Reduce dal riuscito horror cannibalistico Bones and all, del 2022, Luca Guadagnino torna ad occuparsi di una produzione internazionale con Challengers, nelle sale cinematografiche italiane a partire dal 24 Aprile 2024.
Un triangolo amoroso in salsa sportiva che guarda in maniera evidente a Bernardo Bertolucci (in particolar modo al suo The dreamers – I sognatori) nel tirare in ballo Zendaya – anche produttrice del film – nei panni dell’ex prodigio del tennis Tashi Duncan, sposata con il fuoriclasse reduce da una serie di sconfitte Art Donaldson alias Mike Faist, il quale si trova a dover affrontare sul campo l’ormai rovinato Patrick Zweig interpretato da Josh O’Connor, un tempo suo migliore amico e vecchio fidanzato della donna.
Un’occasione che quest’ultima intende sfruttare per la redenzione del marito… man mano che, con un’apertura ambientata il 4 Agosto 2019, passato e presente vengono continuamente alternati al fine di lasciar emergere i retroscena della vicenda.
Uno stratagemma narrativo che tende più volte a confondere lo spettatore; mentre viene osservato che il tennis è una relazione e che i tre bravi protagonisti ce la mettono tutta nel sostenere un’operazione che non può fare a meno di lasciar emergere pruriti (omo)sessuali (o fluidi?) nello sguazzare in mezzo a racconti di masturbazioni adolescenziali, baci tra maschietti, sederini e membri in bella vista all’interno di uno spogliatoio… e la menzionata Zendaya che, invece, inspiegabilmente si accoppia sul letto rimanendo piuttosto coperta e addirittura con mutande indosso.
Sorvolando, dunque, su questo discutibile aspetto che testimonia comunque la presenza dell’autore di Chiamami col tuo nome dietro alla macchina da presa, Challengers appare scandito dal serrato montaggio di Marco Costa e offre il meglio proprio nelle sequenze delle partite, tecnicamente confezionate a dovere e con le palle da tennis furiosamente scaraventate verso una macchina da presa spesso in movimento.

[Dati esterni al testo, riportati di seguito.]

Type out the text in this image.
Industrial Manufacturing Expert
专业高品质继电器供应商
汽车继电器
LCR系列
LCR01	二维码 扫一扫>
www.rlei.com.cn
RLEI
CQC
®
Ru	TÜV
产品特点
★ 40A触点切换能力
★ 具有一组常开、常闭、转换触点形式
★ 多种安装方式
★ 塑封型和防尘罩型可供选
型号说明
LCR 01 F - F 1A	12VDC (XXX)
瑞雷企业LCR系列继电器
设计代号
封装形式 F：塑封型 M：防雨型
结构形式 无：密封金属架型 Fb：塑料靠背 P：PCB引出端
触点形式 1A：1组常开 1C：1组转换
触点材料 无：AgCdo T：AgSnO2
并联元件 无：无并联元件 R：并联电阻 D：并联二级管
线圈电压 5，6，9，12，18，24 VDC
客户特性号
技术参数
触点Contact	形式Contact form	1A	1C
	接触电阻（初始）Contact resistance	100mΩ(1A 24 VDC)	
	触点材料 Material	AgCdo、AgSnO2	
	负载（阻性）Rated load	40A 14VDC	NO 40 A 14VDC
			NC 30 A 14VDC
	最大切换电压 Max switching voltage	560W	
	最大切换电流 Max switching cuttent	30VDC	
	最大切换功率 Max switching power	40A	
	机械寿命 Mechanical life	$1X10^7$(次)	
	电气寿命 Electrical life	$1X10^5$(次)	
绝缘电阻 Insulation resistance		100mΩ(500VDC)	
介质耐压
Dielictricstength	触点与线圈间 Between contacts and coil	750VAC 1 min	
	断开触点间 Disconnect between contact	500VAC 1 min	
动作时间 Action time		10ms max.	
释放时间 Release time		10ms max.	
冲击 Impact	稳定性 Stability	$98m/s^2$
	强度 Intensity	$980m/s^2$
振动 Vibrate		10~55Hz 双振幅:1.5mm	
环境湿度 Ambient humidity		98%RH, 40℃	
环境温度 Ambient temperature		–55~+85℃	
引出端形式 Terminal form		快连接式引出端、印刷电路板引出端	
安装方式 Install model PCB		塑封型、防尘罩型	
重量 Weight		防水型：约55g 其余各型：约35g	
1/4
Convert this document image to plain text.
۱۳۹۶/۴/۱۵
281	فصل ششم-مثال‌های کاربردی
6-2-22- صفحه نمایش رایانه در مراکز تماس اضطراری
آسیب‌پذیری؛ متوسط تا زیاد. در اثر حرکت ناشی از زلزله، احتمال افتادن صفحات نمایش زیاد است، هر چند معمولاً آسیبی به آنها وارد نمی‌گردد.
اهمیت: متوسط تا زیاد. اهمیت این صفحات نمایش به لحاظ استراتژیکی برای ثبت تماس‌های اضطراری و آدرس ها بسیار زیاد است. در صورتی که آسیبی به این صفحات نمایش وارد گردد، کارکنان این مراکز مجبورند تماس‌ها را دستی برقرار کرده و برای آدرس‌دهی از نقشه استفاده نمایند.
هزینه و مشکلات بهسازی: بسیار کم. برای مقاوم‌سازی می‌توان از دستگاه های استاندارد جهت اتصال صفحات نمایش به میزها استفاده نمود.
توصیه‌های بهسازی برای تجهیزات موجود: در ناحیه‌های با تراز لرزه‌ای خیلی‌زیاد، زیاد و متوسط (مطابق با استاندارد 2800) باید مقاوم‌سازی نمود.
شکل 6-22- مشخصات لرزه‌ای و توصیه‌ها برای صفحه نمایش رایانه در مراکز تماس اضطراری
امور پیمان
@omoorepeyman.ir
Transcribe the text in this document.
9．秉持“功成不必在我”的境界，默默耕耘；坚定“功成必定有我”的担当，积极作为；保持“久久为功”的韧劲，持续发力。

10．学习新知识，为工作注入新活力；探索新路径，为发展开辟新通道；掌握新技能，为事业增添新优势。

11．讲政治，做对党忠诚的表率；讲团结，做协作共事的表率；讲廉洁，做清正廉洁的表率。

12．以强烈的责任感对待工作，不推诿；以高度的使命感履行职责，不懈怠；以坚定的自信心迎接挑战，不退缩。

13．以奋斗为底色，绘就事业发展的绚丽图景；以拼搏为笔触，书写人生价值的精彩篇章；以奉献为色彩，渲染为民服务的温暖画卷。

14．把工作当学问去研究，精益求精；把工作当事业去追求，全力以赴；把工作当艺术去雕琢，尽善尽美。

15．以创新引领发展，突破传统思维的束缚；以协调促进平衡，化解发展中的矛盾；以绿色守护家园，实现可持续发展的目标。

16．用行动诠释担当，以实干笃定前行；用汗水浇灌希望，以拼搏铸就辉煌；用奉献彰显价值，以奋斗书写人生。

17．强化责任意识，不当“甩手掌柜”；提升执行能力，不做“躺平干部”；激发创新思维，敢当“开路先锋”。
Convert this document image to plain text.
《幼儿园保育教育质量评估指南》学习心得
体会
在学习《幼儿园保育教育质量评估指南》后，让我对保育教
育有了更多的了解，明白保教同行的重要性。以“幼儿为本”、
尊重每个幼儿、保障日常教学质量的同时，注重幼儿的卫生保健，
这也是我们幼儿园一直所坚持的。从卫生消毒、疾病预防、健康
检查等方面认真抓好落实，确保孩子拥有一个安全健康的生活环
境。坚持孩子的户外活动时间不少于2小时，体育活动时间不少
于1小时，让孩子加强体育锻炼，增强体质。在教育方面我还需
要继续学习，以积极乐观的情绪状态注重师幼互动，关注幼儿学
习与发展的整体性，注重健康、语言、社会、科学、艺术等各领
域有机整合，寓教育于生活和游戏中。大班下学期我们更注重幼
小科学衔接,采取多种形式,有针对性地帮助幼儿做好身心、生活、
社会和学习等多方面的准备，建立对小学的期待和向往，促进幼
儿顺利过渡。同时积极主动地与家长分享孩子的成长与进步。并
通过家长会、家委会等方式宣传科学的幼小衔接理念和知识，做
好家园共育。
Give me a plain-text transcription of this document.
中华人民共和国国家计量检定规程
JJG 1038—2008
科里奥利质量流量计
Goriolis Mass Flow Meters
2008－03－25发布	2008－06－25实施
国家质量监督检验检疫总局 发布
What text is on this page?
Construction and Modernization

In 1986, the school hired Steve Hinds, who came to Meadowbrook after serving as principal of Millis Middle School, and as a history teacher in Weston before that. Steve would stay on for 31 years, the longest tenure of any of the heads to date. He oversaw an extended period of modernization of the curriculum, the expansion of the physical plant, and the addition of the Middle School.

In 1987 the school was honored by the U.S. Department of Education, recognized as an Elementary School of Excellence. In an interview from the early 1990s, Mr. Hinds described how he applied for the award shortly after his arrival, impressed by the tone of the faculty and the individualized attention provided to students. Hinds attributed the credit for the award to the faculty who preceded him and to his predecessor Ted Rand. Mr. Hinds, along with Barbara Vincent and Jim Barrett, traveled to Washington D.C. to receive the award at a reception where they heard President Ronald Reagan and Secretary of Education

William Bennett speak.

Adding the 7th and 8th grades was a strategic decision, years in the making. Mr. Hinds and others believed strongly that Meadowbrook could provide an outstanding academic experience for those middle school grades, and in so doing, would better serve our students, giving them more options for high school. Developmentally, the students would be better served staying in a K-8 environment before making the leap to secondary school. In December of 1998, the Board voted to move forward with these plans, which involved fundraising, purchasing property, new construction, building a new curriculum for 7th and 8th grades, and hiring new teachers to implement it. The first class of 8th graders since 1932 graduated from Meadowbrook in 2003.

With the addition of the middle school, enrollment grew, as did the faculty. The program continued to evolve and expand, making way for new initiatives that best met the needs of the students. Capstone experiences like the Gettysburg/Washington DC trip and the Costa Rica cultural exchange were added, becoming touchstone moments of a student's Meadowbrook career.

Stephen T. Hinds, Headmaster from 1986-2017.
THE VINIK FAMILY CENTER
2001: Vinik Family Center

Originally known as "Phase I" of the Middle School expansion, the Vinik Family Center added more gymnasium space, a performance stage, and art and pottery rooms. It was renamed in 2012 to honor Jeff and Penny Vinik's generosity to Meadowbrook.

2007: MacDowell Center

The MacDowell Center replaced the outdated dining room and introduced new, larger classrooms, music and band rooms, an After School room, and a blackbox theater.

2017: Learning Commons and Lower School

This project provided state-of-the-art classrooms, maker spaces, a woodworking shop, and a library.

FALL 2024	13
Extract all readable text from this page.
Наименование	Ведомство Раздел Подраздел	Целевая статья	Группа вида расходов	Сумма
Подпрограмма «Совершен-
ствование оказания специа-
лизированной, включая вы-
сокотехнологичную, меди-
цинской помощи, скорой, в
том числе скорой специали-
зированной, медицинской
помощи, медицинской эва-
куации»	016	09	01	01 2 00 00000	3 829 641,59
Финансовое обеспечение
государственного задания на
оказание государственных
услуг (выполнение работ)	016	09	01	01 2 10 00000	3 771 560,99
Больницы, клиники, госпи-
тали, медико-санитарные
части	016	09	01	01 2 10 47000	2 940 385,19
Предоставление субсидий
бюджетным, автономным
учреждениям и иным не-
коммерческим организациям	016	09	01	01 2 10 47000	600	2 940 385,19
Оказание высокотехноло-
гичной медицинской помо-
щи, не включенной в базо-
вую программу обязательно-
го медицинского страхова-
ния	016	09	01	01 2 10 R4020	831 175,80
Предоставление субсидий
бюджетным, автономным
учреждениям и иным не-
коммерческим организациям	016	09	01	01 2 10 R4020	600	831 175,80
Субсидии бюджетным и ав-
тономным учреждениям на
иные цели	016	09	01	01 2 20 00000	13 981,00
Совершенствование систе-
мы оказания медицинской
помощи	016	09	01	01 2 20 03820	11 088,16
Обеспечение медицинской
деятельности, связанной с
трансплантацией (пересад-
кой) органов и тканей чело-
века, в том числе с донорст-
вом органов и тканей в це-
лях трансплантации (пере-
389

Ma Guadagnino abusa sia per quanto riguarda una martellante colonna sonora decisamente invadente che in fatto di “sudatissimi” ralenti, concretizzando con Challengers l’ennesimo titolo per borghesi annoiati costruito su un’esile storiella che cerca di camuffarsi dietro al virtuosismo da schermo. Non riuscendo oltretutto ad evitare di risultare tirata un po’ troppo per le lunghe (siamo sulle due ore e dieci circa di durata).